Deacon Jorge Moreno

Deacon Jorge Moreno

Deacon Jorge Moreno

By Kevin Kelly
Catholic Key Associate Editor

KANSAS CITY — Sometimes, a good Catholic mother must tell a son, bound and determined to be a priest, to hold his horses and pray first.

Deacon Jorge Moreno was six years old when his mother, Roselia, gave him that message.

At that tender age, Deacon Moreno — who will be ordained to the priesthood on May 23 — couldn’t get to Mass often enough, so he began to go by himself in his native Colombia with, of course, the permission of his parents.

“I just loved the way Mass was celebrated,” he said.

One day, he grabbed his mother by the hand and insisted she go with him.

“She wanted to be in the back part of the church as a good Catholic (in the Colombian culture), but I wanted to be in the front pews, so she just let me go by myself to the front pew,” Deacon Moreno said.

“Once the Mass was ended, I went to the back and told her, ‘I want to be just like him,’” pointing to the priest, he said.

“My Mom’s answer right away was, ‘You are too little to know if that is your vocation,’” Deacon Moreno said.

So he went to work.

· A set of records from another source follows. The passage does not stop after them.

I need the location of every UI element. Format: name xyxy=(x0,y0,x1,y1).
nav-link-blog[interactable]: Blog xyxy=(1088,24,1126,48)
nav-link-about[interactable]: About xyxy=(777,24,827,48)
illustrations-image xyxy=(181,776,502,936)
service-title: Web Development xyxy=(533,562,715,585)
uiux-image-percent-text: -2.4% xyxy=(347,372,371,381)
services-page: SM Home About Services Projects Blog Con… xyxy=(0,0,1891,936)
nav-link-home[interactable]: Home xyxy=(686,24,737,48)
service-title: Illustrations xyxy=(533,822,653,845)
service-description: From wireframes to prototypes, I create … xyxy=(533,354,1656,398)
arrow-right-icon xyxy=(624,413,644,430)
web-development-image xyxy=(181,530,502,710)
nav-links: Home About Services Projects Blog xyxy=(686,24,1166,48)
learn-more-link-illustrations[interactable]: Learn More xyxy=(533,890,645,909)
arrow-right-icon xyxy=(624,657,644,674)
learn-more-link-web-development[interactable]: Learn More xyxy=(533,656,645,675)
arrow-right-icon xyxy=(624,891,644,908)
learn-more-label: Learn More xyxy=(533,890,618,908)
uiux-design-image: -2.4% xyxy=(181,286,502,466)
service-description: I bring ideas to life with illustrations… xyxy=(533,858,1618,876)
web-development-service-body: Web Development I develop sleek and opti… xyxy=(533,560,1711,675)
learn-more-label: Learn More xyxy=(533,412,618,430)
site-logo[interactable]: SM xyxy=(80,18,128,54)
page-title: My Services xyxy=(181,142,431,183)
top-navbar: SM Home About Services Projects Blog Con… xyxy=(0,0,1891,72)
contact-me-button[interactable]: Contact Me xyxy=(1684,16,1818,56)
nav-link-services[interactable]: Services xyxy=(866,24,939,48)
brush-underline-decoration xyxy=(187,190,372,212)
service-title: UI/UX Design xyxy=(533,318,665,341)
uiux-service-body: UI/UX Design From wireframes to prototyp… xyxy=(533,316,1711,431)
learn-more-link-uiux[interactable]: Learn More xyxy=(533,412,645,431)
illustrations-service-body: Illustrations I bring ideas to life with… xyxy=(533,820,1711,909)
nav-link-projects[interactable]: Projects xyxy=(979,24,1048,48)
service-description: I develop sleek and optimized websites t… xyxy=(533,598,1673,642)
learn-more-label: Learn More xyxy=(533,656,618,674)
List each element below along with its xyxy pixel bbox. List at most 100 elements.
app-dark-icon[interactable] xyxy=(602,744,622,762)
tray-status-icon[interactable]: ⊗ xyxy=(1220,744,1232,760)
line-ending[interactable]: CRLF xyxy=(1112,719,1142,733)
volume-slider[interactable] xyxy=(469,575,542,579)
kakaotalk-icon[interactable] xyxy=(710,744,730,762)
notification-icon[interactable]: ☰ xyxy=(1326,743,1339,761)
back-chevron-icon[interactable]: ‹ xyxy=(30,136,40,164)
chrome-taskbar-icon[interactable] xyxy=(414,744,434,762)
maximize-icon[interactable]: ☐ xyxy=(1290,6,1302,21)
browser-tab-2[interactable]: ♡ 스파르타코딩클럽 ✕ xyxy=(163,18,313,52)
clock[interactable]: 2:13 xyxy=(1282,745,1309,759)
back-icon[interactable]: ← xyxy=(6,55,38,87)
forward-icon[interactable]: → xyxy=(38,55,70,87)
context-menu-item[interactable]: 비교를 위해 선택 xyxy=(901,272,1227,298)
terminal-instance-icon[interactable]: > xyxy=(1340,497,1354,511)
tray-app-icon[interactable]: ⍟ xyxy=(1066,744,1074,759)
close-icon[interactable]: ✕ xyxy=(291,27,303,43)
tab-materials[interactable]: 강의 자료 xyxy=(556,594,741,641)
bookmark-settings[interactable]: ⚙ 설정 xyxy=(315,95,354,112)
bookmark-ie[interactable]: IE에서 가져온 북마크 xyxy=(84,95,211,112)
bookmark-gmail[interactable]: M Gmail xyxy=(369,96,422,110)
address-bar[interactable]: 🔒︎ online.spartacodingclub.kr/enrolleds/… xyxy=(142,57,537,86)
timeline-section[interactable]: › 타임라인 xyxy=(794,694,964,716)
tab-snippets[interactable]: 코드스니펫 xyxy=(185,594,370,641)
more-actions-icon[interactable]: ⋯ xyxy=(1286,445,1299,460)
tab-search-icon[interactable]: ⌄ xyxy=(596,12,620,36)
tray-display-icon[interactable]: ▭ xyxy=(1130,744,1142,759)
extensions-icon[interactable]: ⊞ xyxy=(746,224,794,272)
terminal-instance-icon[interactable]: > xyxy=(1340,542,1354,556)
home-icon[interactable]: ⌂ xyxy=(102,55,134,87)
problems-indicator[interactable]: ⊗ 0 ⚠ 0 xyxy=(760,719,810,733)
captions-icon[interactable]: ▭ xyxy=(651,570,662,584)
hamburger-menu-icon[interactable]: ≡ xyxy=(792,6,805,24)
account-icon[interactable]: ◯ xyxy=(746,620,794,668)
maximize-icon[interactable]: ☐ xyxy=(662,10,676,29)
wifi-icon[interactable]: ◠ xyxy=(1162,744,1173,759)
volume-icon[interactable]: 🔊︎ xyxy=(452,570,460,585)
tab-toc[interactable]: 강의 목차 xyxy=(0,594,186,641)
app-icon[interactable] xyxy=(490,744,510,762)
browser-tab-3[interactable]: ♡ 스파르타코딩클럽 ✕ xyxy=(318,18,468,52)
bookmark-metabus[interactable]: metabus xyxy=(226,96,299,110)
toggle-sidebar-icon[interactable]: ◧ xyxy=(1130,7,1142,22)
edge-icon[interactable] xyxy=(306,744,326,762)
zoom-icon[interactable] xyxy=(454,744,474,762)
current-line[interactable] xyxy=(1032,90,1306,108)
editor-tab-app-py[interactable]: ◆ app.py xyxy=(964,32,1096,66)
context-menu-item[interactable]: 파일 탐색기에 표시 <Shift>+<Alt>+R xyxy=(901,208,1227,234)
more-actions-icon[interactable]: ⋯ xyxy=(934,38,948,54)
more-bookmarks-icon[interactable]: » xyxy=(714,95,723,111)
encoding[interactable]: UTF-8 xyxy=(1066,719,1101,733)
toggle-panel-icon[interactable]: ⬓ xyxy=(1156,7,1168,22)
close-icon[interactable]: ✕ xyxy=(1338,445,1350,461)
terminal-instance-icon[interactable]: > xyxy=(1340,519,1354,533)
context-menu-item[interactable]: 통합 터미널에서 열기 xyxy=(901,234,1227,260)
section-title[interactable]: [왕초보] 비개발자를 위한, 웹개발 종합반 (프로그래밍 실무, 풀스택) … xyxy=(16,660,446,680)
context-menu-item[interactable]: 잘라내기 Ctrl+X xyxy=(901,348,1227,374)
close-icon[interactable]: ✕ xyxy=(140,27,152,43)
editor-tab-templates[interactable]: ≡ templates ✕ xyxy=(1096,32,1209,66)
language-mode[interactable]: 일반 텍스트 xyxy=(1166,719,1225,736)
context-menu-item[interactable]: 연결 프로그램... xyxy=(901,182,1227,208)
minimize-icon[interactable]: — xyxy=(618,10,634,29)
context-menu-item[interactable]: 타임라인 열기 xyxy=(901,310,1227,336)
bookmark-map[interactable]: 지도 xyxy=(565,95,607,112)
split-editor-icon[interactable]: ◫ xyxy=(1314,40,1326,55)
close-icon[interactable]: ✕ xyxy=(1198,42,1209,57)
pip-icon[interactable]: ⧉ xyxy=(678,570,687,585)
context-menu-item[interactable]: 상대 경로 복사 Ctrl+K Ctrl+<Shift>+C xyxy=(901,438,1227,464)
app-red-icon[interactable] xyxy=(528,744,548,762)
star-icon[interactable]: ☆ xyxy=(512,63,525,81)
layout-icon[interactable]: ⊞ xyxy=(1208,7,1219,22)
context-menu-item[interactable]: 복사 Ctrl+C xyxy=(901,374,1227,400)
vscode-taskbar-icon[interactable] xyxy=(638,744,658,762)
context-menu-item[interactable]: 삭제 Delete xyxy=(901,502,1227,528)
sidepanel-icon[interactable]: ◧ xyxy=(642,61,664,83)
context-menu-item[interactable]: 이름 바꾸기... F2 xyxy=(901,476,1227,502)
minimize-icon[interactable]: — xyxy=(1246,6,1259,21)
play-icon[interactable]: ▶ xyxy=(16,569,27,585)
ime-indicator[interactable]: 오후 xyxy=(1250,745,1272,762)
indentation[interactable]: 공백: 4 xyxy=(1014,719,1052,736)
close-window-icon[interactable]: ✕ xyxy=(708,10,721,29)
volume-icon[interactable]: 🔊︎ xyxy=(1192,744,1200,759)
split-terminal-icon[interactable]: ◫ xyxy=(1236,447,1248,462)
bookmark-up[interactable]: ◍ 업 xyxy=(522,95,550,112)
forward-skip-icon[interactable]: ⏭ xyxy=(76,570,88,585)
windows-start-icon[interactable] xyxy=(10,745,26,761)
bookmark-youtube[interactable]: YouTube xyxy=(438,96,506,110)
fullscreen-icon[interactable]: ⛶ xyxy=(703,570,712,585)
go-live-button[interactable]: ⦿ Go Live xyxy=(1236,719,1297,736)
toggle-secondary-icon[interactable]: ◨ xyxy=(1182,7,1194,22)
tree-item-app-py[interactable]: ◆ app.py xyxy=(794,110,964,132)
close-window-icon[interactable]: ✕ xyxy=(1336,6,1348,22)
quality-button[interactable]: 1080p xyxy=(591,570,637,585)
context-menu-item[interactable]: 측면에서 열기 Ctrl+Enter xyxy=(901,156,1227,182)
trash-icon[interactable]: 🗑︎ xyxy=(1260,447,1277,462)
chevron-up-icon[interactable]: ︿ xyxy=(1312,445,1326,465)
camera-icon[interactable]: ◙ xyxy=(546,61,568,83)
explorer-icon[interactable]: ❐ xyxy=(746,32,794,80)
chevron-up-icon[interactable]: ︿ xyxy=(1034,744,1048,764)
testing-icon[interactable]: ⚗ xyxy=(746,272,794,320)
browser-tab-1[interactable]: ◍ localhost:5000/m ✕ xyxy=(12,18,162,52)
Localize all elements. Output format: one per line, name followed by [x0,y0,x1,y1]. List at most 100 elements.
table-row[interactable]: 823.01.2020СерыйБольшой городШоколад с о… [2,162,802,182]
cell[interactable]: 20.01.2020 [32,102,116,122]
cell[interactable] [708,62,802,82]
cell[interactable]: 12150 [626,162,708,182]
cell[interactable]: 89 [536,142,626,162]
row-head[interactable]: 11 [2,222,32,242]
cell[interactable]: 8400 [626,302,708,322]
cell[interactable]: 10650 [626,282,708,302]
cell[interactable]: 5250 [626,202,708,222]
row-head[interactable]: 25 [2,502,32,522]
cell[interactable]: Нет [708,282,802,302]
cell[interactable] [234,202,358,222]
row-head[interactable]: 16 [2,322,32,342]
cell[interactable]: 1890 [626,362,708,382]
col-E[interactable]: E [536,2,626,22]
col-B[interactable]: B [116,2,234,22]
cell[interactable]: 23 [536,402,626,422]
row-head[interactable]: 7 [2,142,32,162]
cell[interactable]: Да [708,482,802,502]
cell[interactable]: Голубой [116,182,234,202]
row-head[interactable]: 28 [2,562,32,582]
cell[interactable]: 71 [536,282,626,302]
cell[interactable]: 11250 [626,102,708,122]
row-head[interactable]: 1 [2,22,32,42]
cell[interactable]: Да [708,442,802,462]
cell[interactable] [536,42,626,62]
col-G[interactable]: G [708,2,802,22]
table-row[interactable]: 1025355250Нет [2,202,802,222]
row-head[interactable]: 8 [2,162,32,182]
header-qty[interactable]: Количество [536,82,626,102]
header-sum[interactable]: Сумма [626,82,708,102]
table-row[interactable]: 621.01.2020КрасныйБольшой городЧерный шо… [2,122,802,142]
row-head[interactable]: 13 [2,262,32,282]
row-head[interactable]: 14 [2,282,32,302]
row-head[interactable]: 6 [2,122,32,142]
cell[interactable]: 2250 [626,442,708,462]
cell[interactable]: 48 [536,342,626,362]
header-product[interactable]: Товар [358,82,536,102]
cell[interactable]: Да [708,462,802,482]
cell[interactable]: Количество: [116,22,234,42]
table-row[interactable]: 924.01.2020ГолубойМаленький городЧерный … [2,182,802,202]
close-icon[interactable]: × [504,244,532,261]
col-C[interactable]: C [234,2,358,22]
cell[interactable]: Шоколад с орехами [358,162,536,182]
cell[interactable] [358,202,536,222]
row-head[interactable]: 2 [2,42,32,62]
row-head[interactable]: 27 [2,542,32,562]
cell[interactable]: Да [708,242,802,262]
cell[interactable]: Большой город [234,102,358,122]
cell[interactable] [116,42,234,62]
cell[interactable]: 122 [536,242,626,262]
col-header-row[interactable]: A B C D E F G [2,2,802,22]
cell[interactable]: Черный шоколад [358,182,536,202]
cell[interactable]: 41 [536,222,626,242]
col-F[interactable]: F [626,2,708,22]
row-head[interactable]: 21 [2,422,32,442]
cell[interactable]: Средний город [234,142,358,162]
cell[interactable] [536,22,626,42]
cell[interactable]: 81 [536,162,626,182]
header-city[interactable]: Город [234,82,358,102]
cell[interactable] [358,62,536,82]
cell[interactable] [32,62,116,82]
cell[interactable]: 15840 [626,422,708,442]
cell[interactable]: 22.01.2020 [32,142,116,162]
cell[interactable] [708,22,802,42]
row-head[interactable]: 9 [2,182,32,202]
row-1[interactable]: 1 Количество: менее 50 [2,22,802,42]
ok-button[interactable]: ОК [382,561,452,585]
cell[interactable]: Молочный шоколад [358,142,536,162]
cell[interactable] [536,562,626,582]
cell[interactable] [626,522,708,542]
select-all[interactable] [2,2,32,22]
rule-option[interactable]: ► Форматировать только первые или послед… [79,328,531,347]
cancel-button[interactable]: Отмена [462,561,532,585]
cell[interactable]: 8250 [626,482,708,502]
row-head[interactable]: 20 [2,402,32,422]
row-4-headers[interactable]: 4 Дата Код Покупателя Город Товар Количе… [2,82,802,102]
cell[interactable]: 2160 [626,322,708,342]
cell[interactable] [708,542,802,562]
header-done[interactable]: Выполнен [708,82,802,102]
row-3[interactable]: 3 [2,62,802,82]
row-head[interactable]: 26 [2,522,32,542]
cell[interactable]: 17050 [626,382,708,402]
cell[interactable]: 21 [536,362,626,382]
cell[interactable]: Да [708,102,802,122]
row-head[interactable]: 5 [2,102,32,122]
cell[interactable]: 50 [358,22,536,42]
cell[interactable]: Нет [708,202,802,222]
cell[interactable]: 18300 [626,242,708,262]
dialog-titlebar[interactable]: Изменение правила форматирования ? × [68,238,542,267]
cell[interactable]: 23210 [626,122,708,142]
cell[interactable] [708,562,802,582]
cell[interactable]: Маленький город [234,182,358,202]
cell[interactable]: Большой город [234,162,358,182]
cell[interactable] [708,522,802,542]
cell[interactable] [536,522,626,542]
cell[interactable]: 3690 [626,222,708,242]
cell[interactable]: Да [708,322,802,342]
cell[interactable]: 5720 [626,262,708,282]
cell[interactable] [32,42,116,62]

As he grew up, he became an altar server, a lector, a sacristan and a catechist, devoting himself to the church.

In high school, his friends would gently tease him, but it backfired.

“Everybody used to call me ‘Padresito’ (little father),” Deacon Moreno said.

“The thing is, I really liked it because I was identifying myself with the sacred priesthood of Jesus Christ,” he said.

Well, maybe not completely. You see, he was finishing high school, and there were these two girls . . .

“With one, I almost got to the point to get engaged and marrying her, but the vocation to the priesthood awakened in me again, and I really had to consider the option to study to become a priest,” Deacon Moreno said.

He went to his pastor, a Franciscan priest, who echoed his mother’s advice some years before — find out what God is calling you to do, and the only way to find out is to pray.

Deacon Moreno still remembers his words verbatim: “To become a priest is not only to celebrate Masses and the rest of the sacraments, but being a true shepherd as Jesus is the Good Shepherd. You have to really consider the call of Jesus to serve the people and to be with them in the moments of their lives. You also have to discover if your call is to the diocesan life or to the religious (order) life. Dear son, in order to discover God’s will for you, prayer is the key, but prayer before the Blessed Sacrament. Do this type of prayer during this year, and once you finish high school, come see me again.”

Deacon Moreno was 16 when he went back to his pastor, and told him he wanted to enter a religious order. He applied to several, he said, who gave him motherly advice: “You’re too young. We only take adults.”

“One of the priests at my parish told me that a new religious community was coming to town to have a vocational weekend,” Deacon Moreno said.

“I went to the conference, and I entered the community. I was there for seven years,” he said.

“I am so grateful to them because they gave me my first priestly and missionary formation. I was a missionary in different places in Columbia, and one year in Peru. But in my heart was something telling me I should go and help places in great need of priests,” Deacon Moreno said.

He entered the seminary, and met a priest who was then serving in the Diocese of Kansas City-St. Joseph, who told him of the need for Spanish-speaking priests.

“I received the invitation to come here, and here I am,” Deacon Moreno said.

Except for one problem. He didn’t speak a word of English.

“I was afraid of the language to the point I wanted to quit,” Deacon Moreno admitted. “But the priest who invited me called and said, ‘Don’t be afraid. You are very young and you will learn the language so easily.’”

He started English as a Second Language classes at Conception Seminary College, and the rest fell quickly into place.

Deacon Moreno was given a foster family, the Guardinos of St. Patrick Parish in Kansas City, and Pauline Mejia.

“I call her my grandma because she has been a pillar of strength on my way to the priesthood,” he said.

He also credits Bishop Robert W. Finn.

“Bishop Finn with the example of his life helps me to understand the church’s mission in the world which is to evangelize with the testimony of life that has helped me to become a faithful person in the church,” Deacon Moreno said.

“I have seen the Lord’s hand in everything I have done in my formation time,” Deacon Moreno said.

“Everybody has a life with ups and downs, but I take everything with joy and happiness, knowing that the Lord is calling me to a great service in the church.”